The Final Space Log – Part IV
Feb 3rd, 2010 | By John Kirkland | Category: Series, The Final Space Log | 222 viewsCaptain’s Log
Extinction. The word never really crossed my mind until now. It’s such a spell bounding thought that has put me in a trance ever since the destruction. Everything on that planet is gone; all the animals, plants, and worst of all, us. The reflection of me in the window is a constant reminder of everything that is gone in my world, from the ants to the elephants and anything that was in between. Not only are the physical things extinct, but also the lifestyles and ideas. We will never see a bible again nor a Qur’an and all of it is just a fleeing speck of the universe’s timeline.

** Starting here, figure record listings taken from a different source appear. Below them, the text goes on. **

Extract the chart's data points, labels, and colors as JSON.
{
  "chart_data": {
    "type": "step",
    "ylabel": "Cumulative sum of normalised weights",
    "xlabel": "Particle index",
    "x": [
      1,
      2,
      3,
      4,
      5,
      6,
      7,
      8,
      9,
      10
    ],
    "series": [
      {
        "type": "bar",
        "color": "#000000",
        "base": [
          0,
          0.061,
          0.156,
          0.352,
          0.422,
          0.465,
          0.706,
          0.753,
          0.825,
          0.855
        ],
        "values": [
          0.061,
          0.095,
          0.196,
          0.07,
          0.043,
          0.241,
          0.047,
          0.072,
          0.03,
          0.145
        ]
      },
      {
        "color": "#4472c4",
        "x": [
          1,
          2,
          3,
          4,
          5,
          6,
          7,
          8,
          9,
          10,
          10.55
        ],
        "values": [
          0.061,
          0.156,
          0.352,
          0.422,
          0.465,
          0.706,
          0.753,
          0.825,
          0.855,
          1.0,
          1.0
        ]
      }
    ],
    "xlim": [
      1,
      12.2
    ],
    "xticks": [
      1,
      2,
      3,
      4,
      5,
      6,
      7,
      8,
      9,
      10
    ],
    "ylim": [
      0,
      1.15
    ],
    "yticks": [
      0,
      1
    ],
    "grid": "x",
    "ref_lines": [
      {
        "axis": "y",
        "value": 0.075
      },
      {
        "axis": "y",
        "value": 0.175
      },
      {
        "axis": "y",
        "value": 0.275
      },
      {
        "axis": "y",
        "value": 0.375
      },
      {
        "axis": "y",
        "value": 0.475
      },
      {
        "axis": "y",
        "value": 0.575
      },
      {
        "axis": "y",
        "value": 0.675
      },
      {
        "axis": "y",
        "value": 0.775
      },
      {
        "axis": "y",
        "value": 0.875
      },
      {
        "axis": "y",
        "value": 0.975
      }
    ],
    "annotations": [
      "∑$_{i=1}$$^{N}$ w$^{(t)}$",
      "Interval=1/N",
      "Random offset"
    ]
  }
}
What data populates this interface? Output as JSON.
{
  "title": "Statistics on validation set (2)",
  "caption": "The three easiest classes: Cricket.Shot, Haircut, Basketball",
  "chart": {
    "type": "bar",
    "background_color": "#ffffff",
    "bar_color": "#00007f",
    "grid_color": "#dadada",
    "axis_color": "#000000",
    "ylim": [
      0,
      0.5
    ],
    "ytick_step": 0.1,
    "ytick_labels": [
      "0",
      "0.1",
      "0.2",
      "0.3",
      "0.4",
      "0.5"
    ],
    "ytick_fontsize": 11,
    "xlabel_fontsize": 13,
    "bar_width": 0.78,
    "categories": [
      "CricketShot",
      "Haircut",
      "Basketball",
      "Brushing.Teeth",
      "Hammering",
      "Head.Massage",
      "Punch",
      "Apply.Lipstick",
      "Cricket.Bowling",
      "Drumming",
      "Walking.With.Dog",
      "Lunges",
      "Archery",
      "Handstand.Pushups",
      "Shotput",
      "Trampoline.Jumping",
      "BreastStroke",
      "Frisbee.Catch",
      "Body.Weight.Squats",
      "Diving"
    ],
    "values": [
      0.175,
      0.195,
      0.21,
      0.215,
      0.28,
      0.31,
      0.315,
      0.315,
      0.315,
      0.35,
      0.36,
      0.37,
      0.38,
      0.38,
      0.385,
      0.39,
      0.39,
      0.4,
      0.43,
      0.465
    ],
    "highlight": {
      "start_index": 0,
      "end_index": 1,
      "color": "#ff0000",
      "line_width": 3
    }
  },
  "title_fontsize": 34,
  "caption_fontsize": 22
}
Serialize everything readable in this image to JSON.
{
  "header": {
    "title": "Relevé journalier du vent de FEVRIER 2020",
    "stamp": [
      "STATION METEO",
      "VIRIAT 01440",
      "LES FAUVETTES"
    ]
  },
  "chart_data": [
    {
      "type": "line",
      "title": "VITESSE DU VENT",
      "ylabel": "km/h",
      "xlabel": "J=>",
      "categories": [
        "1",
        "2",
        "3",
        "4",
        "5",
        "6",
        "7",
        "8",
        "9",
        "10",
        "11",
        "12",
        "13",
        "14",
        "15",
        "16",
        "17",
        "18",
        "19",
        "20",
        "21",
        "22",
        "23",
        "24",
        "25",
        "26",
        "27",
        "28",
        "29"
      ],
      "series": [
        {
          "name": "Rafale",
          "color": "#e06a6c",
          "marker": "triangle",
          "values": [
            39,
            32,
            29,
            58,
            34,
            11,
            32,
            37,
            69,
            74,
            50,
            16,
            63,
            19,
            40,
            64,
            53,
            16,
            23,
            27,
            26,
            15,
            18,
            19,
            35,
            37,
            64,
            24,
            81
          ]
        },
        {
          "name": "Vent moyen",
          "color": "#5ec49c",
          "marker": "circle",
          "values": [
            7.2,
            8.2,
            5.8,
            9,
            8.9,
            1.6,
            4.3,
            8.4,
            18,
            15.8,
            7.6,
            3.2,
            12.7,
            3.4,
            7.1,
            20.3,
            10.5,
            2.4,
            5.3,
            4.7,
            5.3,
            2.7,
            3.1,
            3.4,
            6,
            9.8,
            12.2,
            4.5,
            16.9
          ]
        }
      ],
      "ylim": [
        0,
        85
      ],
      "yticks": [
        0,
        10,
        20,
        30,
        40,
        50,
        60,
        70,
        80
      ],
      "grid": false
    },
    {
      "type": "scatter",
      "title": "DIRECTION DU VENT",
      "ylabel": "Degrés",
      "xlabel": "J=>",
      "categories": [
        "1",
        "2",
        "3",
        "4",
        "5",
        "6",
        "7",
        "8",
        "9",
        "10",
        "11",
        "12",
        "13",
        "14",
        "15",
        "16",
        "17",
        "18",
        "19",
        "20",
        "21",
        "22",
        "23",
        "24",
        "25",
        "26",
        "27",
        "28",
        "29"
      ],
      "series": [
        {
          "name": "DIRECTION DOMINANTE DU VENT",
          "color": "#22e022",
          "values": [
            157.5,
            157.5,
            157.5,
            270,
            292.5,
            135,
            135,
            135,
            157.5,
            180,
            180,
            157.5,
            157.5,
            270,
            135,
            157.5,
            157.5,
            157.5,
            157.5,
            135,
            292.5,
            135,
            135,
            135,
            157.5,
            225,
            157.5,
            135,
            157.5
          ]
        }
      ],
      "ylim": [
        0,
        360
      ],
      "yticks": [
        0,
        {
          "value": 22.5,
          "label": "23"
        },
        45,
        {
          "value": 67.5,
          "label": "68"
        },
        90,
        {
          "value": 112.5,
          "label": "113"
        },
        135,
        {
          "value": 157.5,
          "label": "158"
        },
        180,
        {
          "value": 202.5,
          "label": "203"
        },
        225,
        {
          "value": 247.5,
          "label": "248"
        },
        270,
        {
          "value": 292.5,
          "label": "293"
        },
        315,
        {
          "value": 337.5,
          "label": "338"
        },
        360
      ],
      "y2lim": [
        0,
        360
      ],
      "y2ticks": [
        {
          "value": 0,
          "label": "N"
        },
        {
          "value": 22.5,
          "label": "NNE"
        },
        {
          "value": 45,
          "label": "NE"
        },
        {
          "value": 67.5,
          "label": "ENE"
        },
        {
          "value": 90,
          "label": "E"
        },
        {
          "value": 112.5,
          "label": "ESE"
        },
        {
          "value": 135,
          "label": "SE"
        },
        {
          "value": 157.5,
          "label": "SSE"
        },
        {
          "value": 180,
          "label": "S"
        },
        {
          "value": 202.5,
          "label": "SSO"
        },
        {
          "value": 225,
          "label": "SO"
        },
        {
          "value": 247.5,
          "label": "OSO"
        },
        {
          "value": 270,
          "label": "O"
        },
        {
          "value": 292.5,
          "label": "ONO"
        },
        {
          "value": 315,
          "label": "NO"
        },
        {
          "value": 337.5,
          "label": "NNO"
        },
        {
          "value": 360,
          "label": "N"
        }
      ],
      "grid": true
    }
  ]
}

The good thing about being up here is at least I know who was right and wrong. It’s pretty easy not to rely on faith when there isn’t a faith to choose from. The astonishing idea of each religion almost shocks me more than the chaotic sight I saw that wretched day. How did we take the most miniscule differences in each idea and blow them way out of proportion? I just look back at the wars in our past and I can see how influential religion was in our society. When I was a “good” Christian, I never thought twice about the idea of God being there for us and how the other religions had it so wrong, but as I look on to nothing, I see no one was right. Everyone was wrong on our Earth about our destruction, and now I wonder what else did we get wrong. The foundation of our morals turned out to be nothing realer than Santa Clause or the tooth fairy. The religious leaders would always say “open your eyes to the truth”, but now I just think we actually closed them to reason. I know nothing could have prevented this catastrophe, but the guarantees we had about our after life is now a bigger mystery than why my Earth was destroyed. There has to be someone in charge, but I am starting to wonder if I even want to meet the son of a bitch who took my family and world from me.
The main reason for religions on the earth was to prevent chaos and give people something to believe in, but why were there so many lies in every truth? Imagine the world if everyone was at peace instead of calling someone with different beliefs a heretic and a liar. What happened to the true beauty of religion? It wasn’t the validity of stories, but rather the love and lessons you learned from the books of wisdom. The comfort I felt when I read the bible was like nothing else, and I miss the feeling dearly, but the reason why I cared so much was because of the values not the miracles. Now every single copy of any religious book is gone and all I have are my thoughts and this log. There are thousands of words to describe the loneliness, but only a few to describe the peace.
Through all of this torture does come a deep sobering feeling of peace that is unthinkable to the practical man. When I look back at all the memories like a time machine that takes me back to a better place, I feel a connection with someone I didn’t feel in a long time, myself. When I feel the emotions that come with each and every thought, I see my humanity again. Love, pain, joy, and sadness keep me alive during an emotionless numbing time. When these emotions start to leave, I will know my soul has lost the fight to survive. Even though all things I know of are extinct, they are still alive and well in my mind.